2°) de prononcer les décharges sollicitées ainsi que le rétablissement de son déficit reportable.

Elle soutient que :

- le rappel de TVA de 30 165 € n'est pas justifié, dès lors que le service a abandonné la qualification de factures de complaisance et de factures fictives qu'il avait initialement attribuée aux factures reçues du sous-traitant Mega Bat ;

- le contrôle dont elle a fait l'objet a démontré la réalité de son activité et la régularité de ses factures ;

- l'administration ne démontre aucunement que les travaux qui lui ont été facturés auraient pu être exécutés par une autre société que la société Mega Bat ; l'administration ne peut refuser la déduction de la taxe sur la valeur ajoutée grevant une facture que si cette facture est émise par une personne qui n'a pas réalisé elle-même les prestations facturées ;

- contrairement à ce qu'affirme l'administration dans sa décision de rejet, les montants payés par la société EGR Rénovations correspondent à ceux qui figuraient sur les factures du sous-traitant Mega Bat ;

- les versements opérés au profit des époux K. l'ont été en vertu d'une délégation de paiement, ceux effectués au bénéfice de M. S. l'ont été car la société Mega Bat ne disposait pas de moyens de paiement, et enfin, les autres sommes encaissées par des tiers correspondent à des sommes directement payées à des fournisseurs de la SARL Mega Bat ;

- si les règlements effectués à destination du prestataire Mega Bat, d'après les écritures comptables de la SARL EGR Rénovations, n'ont pas été encaissés par le prestataire mais par des tierces personnes, cette circonstance ne pouvait suffire à rejeter les factures en cause ;

- les factures du fournisseur Mega Bat et la réalité de son activité n'ont jamais été remises en cause par l'administration qui a contrôlé cette société ;

- c'est à tort que l'administration a considéré les sommes comme distribuées et a fait application de l'amende prévue à l'article 1759 du code général des impôts ; s'il devait y avoir distributions, c'est la société Mega Bat qui devrait être réputée en être le bénéficiaire ; l'administration connaissait l'identité des bénéficiaires des paiements effectués.

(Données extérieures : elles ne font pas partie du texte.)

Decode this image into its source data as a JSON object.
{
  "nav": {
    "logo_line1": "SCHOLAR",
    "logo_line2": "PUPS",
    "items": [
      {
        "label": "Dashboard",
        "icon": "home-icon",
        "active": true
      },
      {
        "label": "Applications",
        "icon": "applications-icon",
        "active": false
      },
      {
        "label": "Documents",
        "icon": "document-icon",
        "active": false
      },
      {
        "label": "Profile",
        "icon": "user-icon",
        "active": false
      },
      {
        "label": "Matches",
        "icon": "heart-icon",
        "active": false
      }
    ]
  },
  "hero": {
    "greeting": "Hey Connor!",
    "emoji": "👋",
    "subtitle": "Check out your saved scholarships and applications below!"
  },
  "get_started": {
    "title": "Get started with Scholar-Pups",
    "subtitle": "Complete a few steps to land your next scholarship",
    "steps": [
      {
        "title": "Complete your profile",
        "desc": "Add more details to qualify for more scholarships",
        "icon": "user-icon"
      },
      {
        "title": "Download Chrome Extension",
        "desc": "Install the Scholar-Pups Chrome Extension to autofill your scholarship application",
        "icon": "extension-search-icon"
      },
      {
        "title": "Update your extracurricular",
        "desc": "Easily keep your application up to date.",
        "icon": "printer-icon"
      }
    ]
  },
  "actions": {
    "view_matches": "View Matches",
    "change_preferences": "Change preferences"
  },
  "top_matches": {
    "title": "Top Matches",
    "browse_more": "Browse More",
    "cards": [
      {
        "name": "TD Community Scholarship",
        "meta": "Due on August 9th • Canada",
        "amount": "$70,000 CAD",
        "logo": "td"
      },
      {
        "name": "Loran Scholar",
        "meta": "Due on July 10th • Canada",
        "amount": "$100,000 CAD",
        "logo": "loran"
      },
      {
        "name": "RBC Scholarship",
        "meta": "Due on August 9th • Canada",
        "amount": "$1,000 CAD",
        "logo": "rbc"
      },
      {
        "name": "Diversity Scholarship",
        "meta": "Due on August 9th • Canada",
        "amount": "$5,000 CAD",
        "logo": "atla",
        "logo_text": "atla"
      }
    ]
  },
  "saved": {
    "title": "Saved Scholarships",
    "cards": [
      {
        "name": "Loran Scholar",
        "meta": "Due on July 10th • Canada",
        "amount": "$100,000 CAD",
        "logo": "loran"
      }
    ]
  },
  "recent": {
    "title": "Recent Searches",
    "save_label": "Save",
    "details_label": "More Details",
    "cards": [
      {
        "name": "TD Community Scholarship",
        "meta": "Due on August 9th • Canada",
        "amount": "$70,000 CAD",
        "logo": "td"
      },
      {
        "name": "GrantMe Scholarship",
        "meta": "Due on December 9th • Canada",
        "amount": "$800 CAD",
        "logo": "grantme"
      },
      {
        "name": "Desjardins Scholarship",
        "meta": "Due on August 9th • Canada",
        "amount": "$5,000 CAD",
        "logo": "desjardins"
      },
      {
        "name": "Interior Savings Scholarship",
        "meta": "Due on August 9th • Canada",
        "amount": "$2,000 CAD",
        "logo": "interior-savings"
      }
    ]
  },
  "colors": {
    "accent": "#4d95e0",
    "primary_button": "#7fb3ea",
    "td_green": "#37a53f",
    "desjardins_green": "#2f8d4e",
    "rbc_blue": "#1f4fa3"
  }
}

Par un mémoire en défense enregistré le 25 avril 2017, le ministre des finances et des comptes publics conclut au rejet de la requête.

Il soutient que :

- aucun des moyens de la requête n'est fondé ;

Vu les autres pièces du dossier.

Vu :

- le code général des impôts et le livre des procédures fiscales ;

- le code de justice administrative.

Les parties ont été régulièrement averties du jour de l'audience.

Ont été entendus au cours de l'audience publique :

- le rapport de Mme Appèche,

- les conclusions de M. Cheylan, rapporteur public.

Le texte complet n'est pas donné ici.